Tüm dünya tarafından kınanan olayın ardından Mısır ordusu Libya’nın Derne kentine hava saldırısı düzenledi.
Bombardımanda kadınlar ve çocuklar hayatını kaybetti.
Misillemenin Sirte’ye değil yüzlerce kilometre ötedeki Derne’ye yapılması ve sivillerin yaşadığı mahallelerin hedef alınması da şaşırtıcıydı.
Abdülfettah El Sisi’nin Libya’ya müdahale için yanıp tutuştuğu sır değil.
Mısır’ın petrol zengini komşusuna müdahalesi ve hava saldırıları da Derne’ye düzenlenen saldırıyla başlamadı.
Birleşik Arap Emirlikleri ve Mısır, “karşı devrim” için görevlendirilen ABD vatandaşı emekli general Halife Hafter’e başından beri her türlü desteği veriyor.
Darbe rejiminin Kahire’de konuk ettiği Ahmed Kaddafi’d-Dem, Libya eski lideri Muammer El Kaddafi’nin amcasının oğlu.Kaddafi’d-Dem, Arapça’da “kan fışkırtıcı” anlamına geliyor.
Adı bile vahşi ve ürkütücü…
Ahmed Kaddafi’d-Dem, Ocak ayında katıldığı bir televizyon programında “tertemiz gençler” dediği IŞİD üyelerine övgüler yağdırıp örgütü desteklediğini açıkça ilan etmişti.
Örgütün aslında 50 yıl önce kurulması gerektiğini ve ortaya çıkışının geç bile kaldığını söylemişti.

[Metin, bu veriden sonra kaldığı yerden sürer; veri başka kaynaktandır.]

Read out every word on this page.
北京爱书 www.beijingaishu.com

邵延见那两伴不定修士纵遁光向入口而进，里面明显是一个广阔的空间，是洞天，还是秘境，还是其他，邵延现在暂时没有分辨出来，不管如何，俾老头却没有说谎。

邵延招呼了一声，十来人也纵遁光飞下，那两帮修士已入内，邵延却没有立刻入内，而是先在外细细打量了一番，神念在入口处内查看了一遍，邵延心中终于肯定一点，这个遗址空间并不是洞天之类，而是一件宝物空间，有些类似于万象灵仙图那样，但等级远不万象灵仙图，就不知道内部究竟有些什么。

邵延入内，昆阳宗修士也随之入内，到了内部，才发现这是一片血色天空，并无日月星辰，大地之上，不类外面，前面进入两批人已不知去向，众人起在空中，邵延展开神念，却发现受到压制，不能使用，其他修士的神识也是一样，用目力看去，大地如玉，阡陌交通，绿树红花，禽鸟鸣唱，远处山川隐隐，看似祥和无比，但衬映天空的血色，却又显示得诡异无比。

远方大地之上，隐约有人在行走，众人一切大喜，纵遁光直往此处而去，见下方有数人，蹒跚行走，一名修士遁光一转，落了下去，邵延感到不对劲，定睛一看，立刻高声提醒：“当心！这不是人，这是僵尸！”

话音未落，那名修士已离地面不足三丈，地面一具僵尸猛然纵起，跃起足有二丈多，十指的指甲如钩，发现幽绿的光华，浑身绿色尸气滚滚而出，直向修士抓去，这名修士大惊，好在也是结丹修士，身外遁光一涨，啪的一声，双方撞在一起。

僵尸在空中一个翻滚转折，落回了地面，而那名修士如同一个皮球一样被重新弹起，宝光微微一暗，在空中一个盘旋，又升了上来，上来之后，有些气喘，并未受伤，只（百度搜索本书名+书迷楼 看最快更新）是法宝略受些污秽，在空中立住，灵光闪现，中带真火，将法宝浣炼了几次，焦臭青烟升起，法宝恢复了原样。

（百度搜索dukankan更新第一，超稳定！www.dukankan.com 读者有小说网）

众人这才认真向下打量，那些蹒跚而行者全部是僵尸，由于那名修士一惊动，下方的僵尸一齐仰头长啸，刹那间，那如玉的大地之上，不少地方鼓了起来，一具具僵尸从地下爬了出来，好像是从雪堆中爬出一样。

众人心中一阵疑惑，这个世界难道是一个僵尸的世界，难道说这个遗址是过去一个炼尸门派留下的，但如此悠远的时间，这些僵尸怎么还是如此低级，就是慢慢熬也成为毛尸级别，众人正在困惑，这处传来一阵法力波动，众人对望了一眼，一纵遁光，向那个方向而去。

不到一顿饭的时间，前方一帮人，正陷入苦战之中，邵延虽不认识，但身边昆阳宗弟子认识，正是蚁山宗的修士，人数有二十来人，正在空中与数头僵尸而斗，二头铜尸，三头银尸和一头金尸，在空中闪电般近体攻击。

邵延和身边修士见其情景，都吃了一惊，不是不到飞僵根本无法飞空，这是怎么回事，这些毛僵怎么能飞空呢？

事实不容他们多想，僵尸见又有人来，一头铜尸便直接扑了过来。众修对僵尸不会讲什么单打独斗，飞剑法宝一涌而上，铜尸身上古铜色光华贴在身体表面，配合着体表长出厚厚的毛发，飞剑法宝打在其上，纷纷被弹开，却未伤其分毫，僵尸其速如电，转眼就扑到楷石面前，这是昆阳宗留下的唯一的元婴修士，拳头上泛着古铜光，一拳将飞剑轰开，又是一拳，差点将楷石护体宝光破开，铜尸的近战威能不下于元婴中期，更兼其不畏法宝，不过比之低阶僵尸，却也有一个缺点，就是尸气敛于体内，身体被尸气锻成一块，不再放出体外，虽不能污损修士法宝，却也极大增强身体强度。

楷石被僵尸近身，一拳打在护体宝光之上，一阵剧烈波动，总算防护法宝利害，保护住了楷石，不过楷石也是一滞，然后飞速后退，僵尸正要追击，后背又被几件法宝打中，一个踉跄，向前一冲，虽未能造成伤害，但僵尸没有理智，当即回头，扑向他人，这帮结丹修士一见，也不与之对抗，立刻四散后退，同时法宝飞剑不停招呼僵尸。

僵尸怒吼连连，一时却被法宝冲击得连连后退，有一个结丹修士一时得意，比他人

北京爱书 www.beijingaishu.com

Oysa Kaddafi’d-Dem, Mısır televizyonu ekranlarından IŞİD’e övgüler yağdırırken 30 Aralık ve 3 Ocak’ta Kaddafilerin kalesi Sirte’de kaçırılan Kıptiler örgütün elindeydi.
Normalde çok büyük tepki çekmesi gereken o sözleri Kahire’nin duymazdan gelmesi hayli ilginçti.
Devrimci “Libya Şafağı” güçleri, önceki gün yaptığı açıklamada, devrik rejim yanlılarından bir grubun Sebha kentinde IŞİD üyeleri görünümünde yeni bir video çekmeye ve “İslam devleti” ilan etmeye hazırlandığı uyarısında bulundu.
Açıklamada, daha önce Libya’nın eski bayrağını kullanan grubun bayraklarını siyah sancaklarla değiştirdiği ve üyelerinin çoğunun Sirte kentinden kaçan Kaddafi yanlıları olduğu belirtildi.
Libya’da IŞİD adıyla hareket edenlerle ilgili bu tür iddiaların kaynağı sadece devrimciler değil.
Benzer tespitlerde bulunan başkaları da var.
Örneğin, Sirte’de geçirdiği birkaç saatle ilgili gözlemini Twitter hesabında aktaran Fransız gazeteci Mathieu Galtier, IŞİD üyeleri denilenlerin aslında bir avuç “Kaddafici” olduğunu söylüyor.
IŞİD olgusunu tümüyle istihbarat örgütlerine bağlamayı doğru bulmuyorum.